'Rubber' Film Review

Rating:

Films have the potential to do anything. In cinemas you can escape reality for a few hours and be transported anywhere and for that I love cinema. All that being true, cinema is like music in the respect that pretty much that can be done has been done. This is how we get movements and styles repeating themselves, going in cycles. Anything that tries to be new and original will fall into one of two camps; it will be either be something that recycles the old or something that could only be described as insane. Me telling you about this can only mean that something bat-shit insane has been released, and it has, the film in question is Rubber directed by Quentin Depieux.
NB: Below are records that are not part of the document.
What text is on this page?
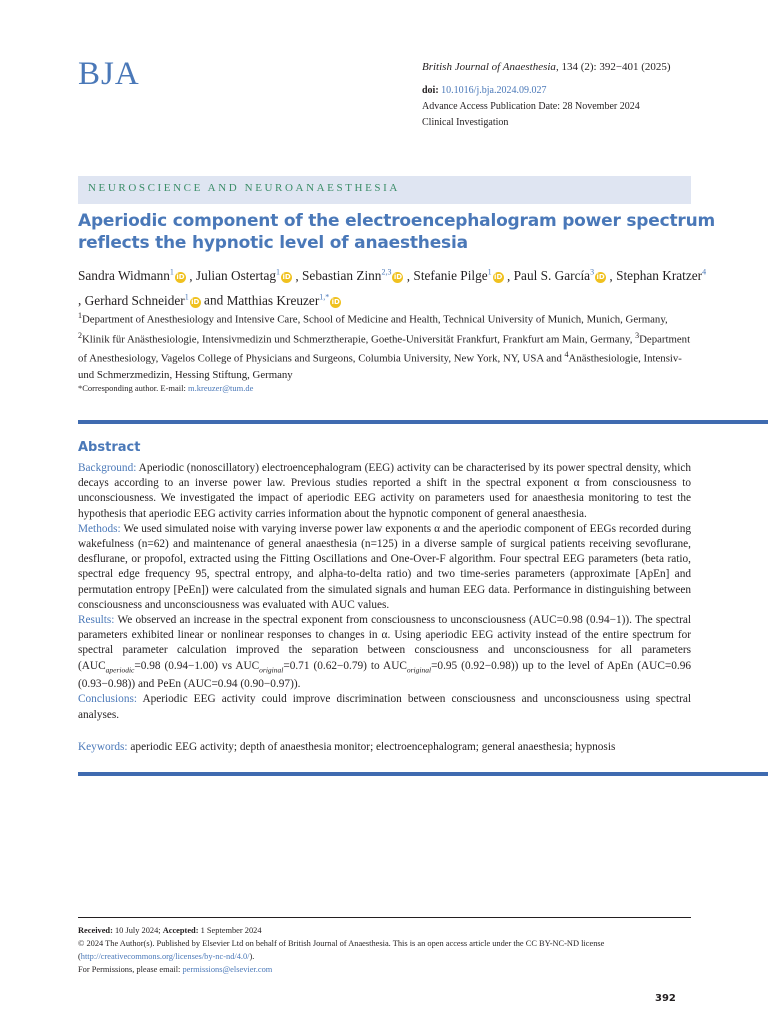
BJA	British Journal of Anaesthesia, 134 (2): 392−401 (2025)
doi: 10.1016/j.bja.2024.09.027
Advance Access Publication Date: 28 November 2024
Clinical Investigation
NEUROSCIENCE AND NEUROANAESTHESIA
Aperiodic component of the electroencephalogram power spectrum reflects the hypnotic level of anaesthesia
Sandra Widmann$^1$iD , Julian Ostertag$^1$iD , Sebastian Zinn$^{2,3}$iD , Stefanie Pilge$^1$iD , Paul S. García$^3$iD , Stephan Kratzer$^4$ , Gerhard Schneider$^1$iD and Matthias Kreuzer$^{1,*}$iD
$^1$Department of Anesthesiology and Intensive Care, School of Medicine and Health, Technical University of Munich, Munich, Germany, $^2$Klinik für Anästhesiologie, Intensivmedizin und Schmerztherapie, Goethe-Universität Frankfurt, Frankfurt am Main, Germany, $^3$Department of Anesthesiology, Vagelos College of Physicians and Surgeons, Columbia University, New York, NY, USA and $^4$Anästhesiologie, Intensiv- und Schmerzmedizin, Hessing Stiftung, Germany
*Corresponding author. E-mail: m.kreuzer@tum.de
Abstract

Background: Aperiodic (nonoscillatory) electroencephalogram (EEG) activity can be characterised by its power spectral density, which decays according to an inverse power law. Previous studies reported a shift in the spectral exponent α from consciousness to unconsciousness. We investigated the impact of aperiodic EEG activity on parameters used for anaesthesia monitoring to test the hypothesis that aperiodic EEG activity carries information about the hypnotic component of general anaesthesia.

Methods: We used simulated noise with varying inverse power law exponents α and the aperiodic component of EEGs recorded during wakefulness (n=62) and maintenance of general anaesthesia (n=125) in a diverse sample of surgical patients receiving sevoflurane, desflurane, or propofol, extracted using the Fitting Oscillations and One-Over-F algorithm. Four spectral EEG parameters (beta ratio, spectral edge frequency 95, spectral entropy, and alpha-to-delta ratio) and two time-series parameters (approximate [ApEn] and permutation entropy [PeEn]) were calculated from the simulated signals and human EEG data. Performance in distinguishing between consciousness and unconsciousness was evaluated with AUC values.

Results: We observed an increase in the spectral exponent from consciousness to unconsciousness (AUC=0.98 (0.94−1)). The spectral parameters exhibited linear or nonlinear responses to changes in α. Using aperiodic EEG activity instead of the entire spectrum for spectral parameter calculation improved the separation between consciousness and unconsciousness for all parameters ($AUC_{aperiodic}=0.98$ (0.94−1.00) vs $AUC_{original}=0.71$ (0.62−0.79) to $AUC_{original}=0.95$ (0.92−0.98)) up to the level of ApEn (AUC=0.96 (0.93−0.98)) and PeEn (AUC=0.94 (0.90−0.97)).

Conclusions: Aperiodic EEG activity could improve discrimination between consciousness and unconsciousness using spectral analyses.

Keywords: aperiodic EEG activity; depth of anaesthesia monitor; electroencephalogram; general anaesthesia; hypnosis
Received: 10 July 2024; Accepted: 1 September 2024
© 2024 The Author(s). Published by Elsevier Ltd on behalf of British Journal of Anaesthesia. This is an open access article under the CC BY-NC-ND license (http://creativecommons.org/licenses/by-nc-nd/4.0/).
For Permissions, please email: permissions@elsevier.com
392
Before I synopsise the film I have to say that I am not making this up, this is genuinely what the film rubber is about. Rubber is the story of Robert, a tire who wakes up in the middle of the desert and seeks to playfully get on with his life. But it’s not going to be so simple because in trying to get out the desert Robert discovers he has power to make things explode, he starts with small animals and because of the way in which he is treated by humans he eventually tries it on them too with brilliant head popping results.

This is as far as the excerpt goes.